An empirical law of computing that has more impact than we imagine on professional audiovisual practices.
In 1965 Gordon Moore made an empirical observation, which he made public and revised in 1975. Here is its 1975 version: Every two years, at equivalent cost price, the capacity of computer tools doubles
(mainly the power of microprocessors).
In reality Moore’s law applies well beyond microprocessors. For example, if you buy in 2018 for 100€ a hard disk with a capacity of 2TB, two years later, for $100 you will have a hard disk of 4TB. And two years later, 8TB, then 16TB, 32TB... it’s exponential.
So computing powers, processing speeds, storage capacities, connection speeds... all digital activities and tools follow the same logic of exponential quantitative evolution.
Gordon Moore views his law from the perspective of economic competition. But Moore’s law is much broader, because this evolution has profound impacts on forms of production, communication and human activity in general. Even though it is possible, in technical terms, to qualify this law, even though some postulate that it has reached its end, the reality is that we are still and for a long time in an exponential rate of change in the capabilities of digital tools.
The immediate corollary of Moore’s law is that the cost of storing a video file (shared on the web for example) is halved on average every two years. Thus the benefit of broadcasting a video on the web is theoretically multiplied by two every two years.
Many startups were built by anticipating their business plan according to Moore’s law. This is the case of YouTube (startup having opened in 2005, bought a year and a half later by Google): the price of selling advertising space associated with videos remains the same, but the cost of storage of each video is divided by two every two years, i.e. inexorably tends towards zero. Thus the profit can only grow, for an equivalent audience. But as Moore’s law also increases the capabilities of artificial intelligence, and therefore of better advertising targeting, the benefit, through cross synergies, can increase even more.

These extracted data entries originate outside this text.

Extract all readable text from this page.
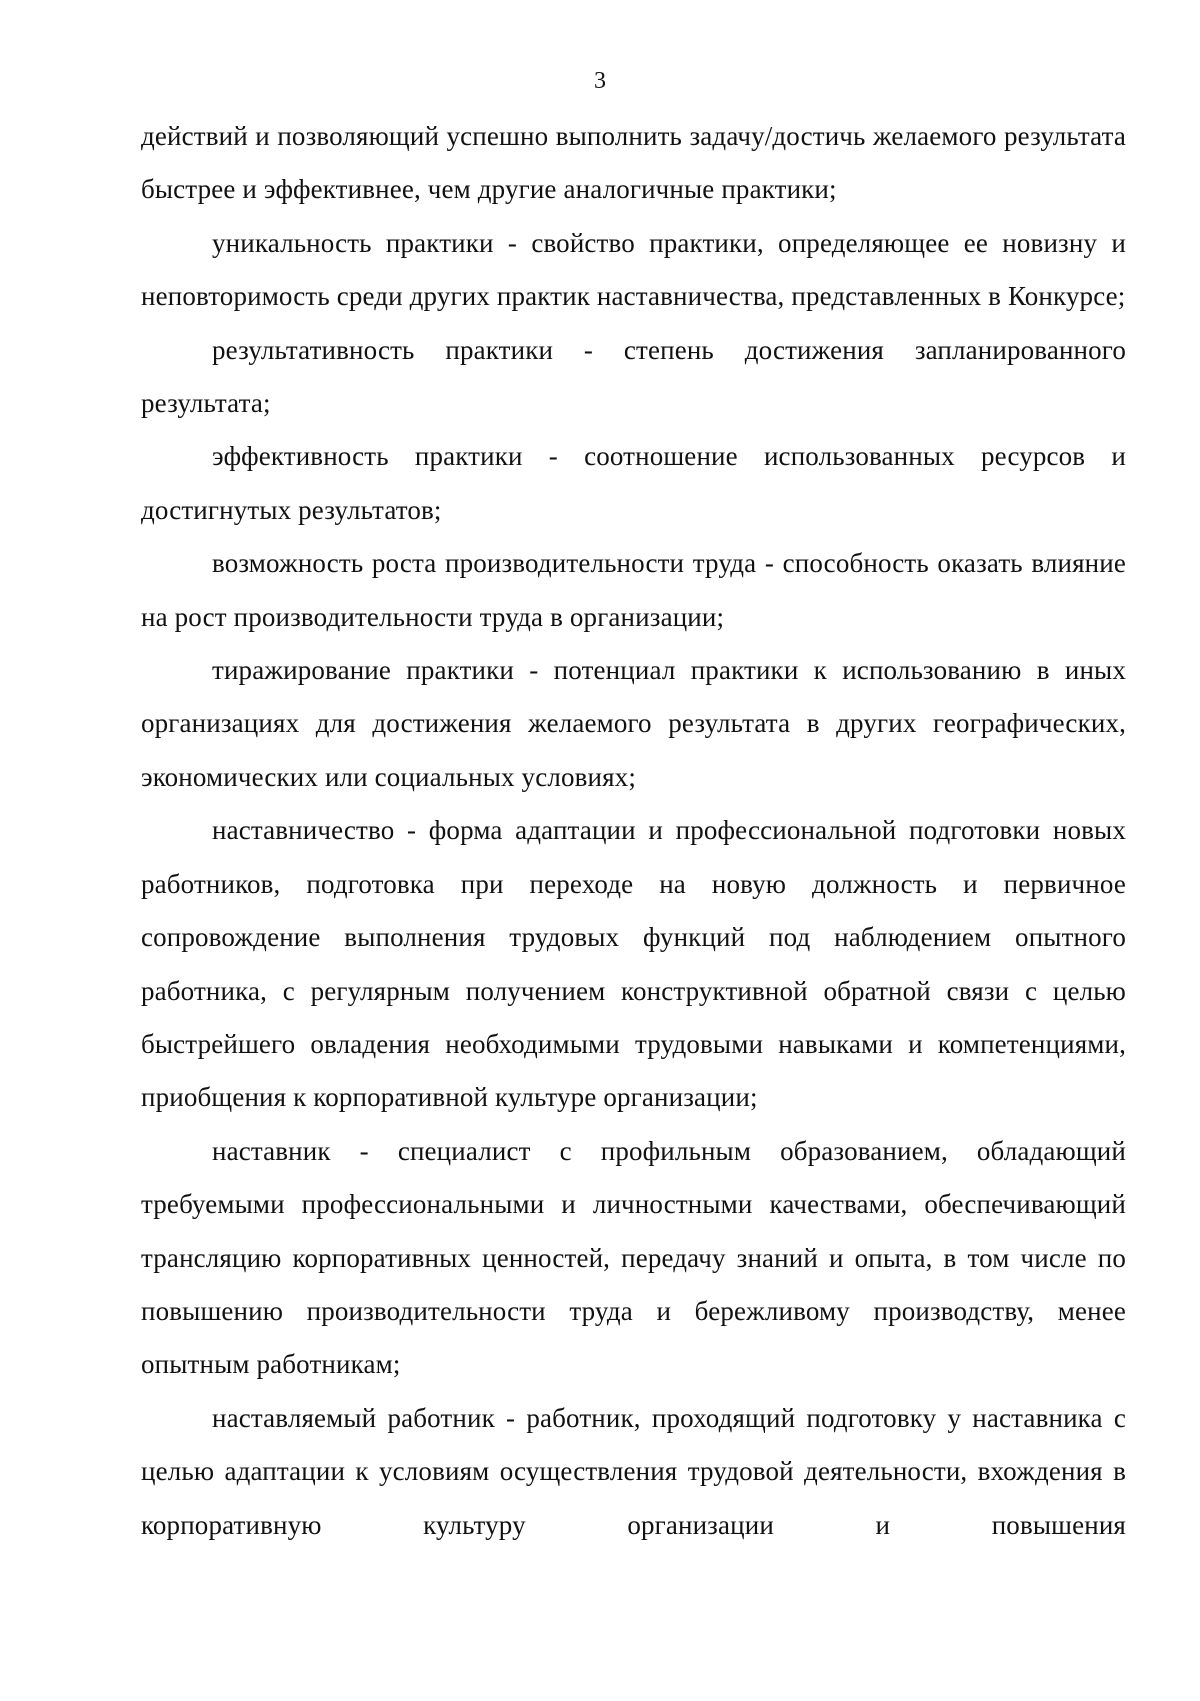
3

действий и позволяющий успешно выполнить задачу/достичь желаемого результата быстрее и эффективнее, чем другие аналогичные практики;

уникальность практики - свойство практики, определяющее ее новизну и неповторимость среди других практик наставничества, представленных в Конкурсе;

результативность практики - степень достижения запланированного результата;

эффективность практики - соотношение использованных ресурсов и достигнутых результатов;

возможность роста производительности труда - способность оказать влияние на рост производительности труда в организации;

тиражирование практики - потенциал практики к использованию в иных организациях для достижения желаемого результата в других географических, экономических или социальных условиях;

наставничество - форма адаптации и профессиональной подготовки новых работников, подготовка при переходе на новую должность и первичное сопровождение выполнения трудовых функций под наблюдением опытного работника, с регулярным получением конструктивной обратной связи с целью быстрейшего овладения необходимыми трудовыми навыками и компетенциями, приобщения к корпоративной культуре организации;

наставник - специалист с профильным образованием, обладающий требуемыми профессиональными и личностными качествами, обеспечивающий трансляцию корпоративных ценностей, передачу знаний и опыта, в том числе по повышению производительности труда и бережливому производству, менее опытным работникам;

наставляемый работник - работник, проходящий подготовку у наставника с целью адаптации к условиям осуществления трудовой деятельности, вхождения в корпоративную культуру организации и повышения
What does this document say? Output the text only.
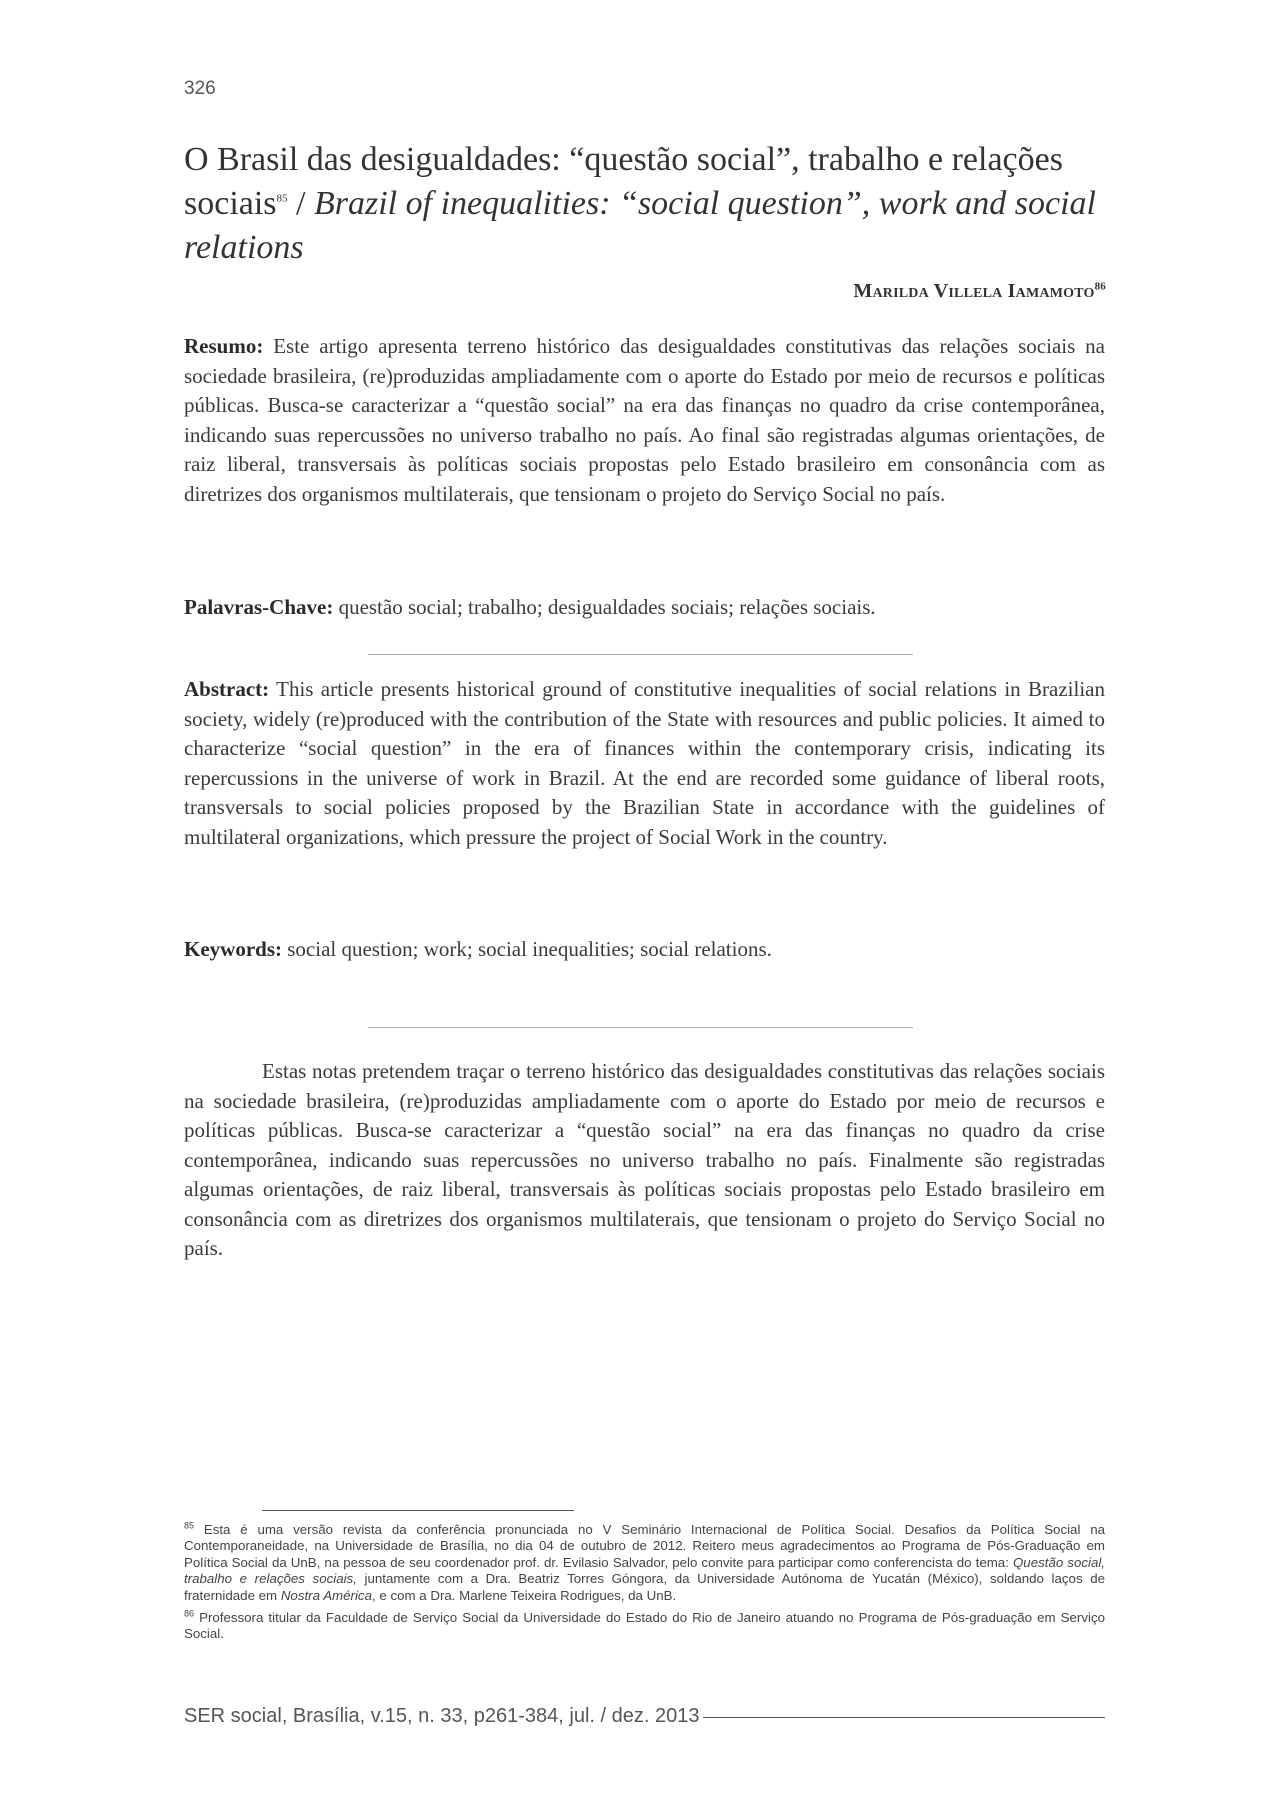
326
O Brasil das desigualdades: “questão social”, trabalho e relações sociais$^{85}$ / Brazil of inequalities: “social question”, work and social relations
Marilda Villela Iamamoto$^{86}$
Resumo: Este artigo apresenta terreno histórico das desigualdades constitutivas das relações sociais na sociedade brasileira, (re)produzidas ampliadamente com o aporte do Estado por meio de recursos e políticas públicas. Busca-se caracterizar a “questão social” na era das finanças no quadro da crise contemporânea, indicando suas repercussões no universo trabalho no país. Ao final são registradas algumas orientações, de raiz liberal, transversais às políticas sociais propostas pelo Estado brasileiro em consonância com as diretrizes dos organismos multilaterais, que tensionam o projeto do Serviço Social no país.
Palavras-Chave: questão social; trabalho; desigualdades sociais; relações sociais.
Abstract: This article presents historical ground of constitutive inequalities of social relations in Brazilian society, widely (re)produced with the contribution of the State with resources and public policies. It aimed to characterize “social question” in the era of finances within the contemporary crisis, indicating its repercussions in the universe of work in Brazil. At the end are recorded some guidance of liberal roots, transversals to social policies proposed by the Brazilian State in accordance with the guidelines of multilateral organizations, which pressure the project of Social Work in the country.
Keywords: social question; work; social inequalities; social relations.

Estas notas pretendem traçar o terreno histórico das desigualdades constitutivas das relações sociais na sociedade brasileira, (re)produzidas ampliadamente com o aporte do Estado por meio de recursos e políticas públicas. Busca-se caracterizar a “questão social” na era das finanças no quadro da crise contemporânea, indicando suas repercussões no universo trabalho no país. Finalmente são registradas algumas orientações, de raiz liberal, transversais às políticas sociais propostas pelo Estado brasileiro em consonância com as diretrizes dos organismos multilaterais, que tensionam o projeto do Serviço Social no país.

$^{85}$ Esta é uma versão revista da conferência pronunciada no V Seminário Internacional de Política Social. Desafios da Política Social na Contemporaneidade, na Universidade de Brasília, no dia 04 de outubro de 2012. Reitero meus agradecimentos ao Programa de Pós-Graduação em Política Social da UnB, na pessoa de seu coordenador prof. dr. Evilasio Salvador, pelo convite para participar como conferencista do tema: Questão social, trabalho e relações sociais, juntamente com a Dra. Beatriz Torres Góngora, da Universidade Autónoma de Yucatán (México), soldando laços de fraternidade em Nostra América, e com a Dra. Marlene Teixeira Rodrigues, da UnB.

$^{86}$ Professora titular da Faculdade de Serviço Social da Universidade do Estado do Rio de Janeiro atuando no Programa de Pós-graduação em Serviço Social.

SER social, Brasília, v.15, n. 33, p261-384, jul. / dez. 2013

The knowledge of Moore’s law and its stakes allows you to be aware of rapid changes and to “connect” to them more quickly, because you are no longer surprised, you expected them.
Moore’s Law also allows you to anticipate tomorrow’s methodological and economic models in the design of your projects. Think “tomorrow’s technical capabilities” when designing your projects.
In short, Moore’s Law doesn’t allow you to predict the future, but almost!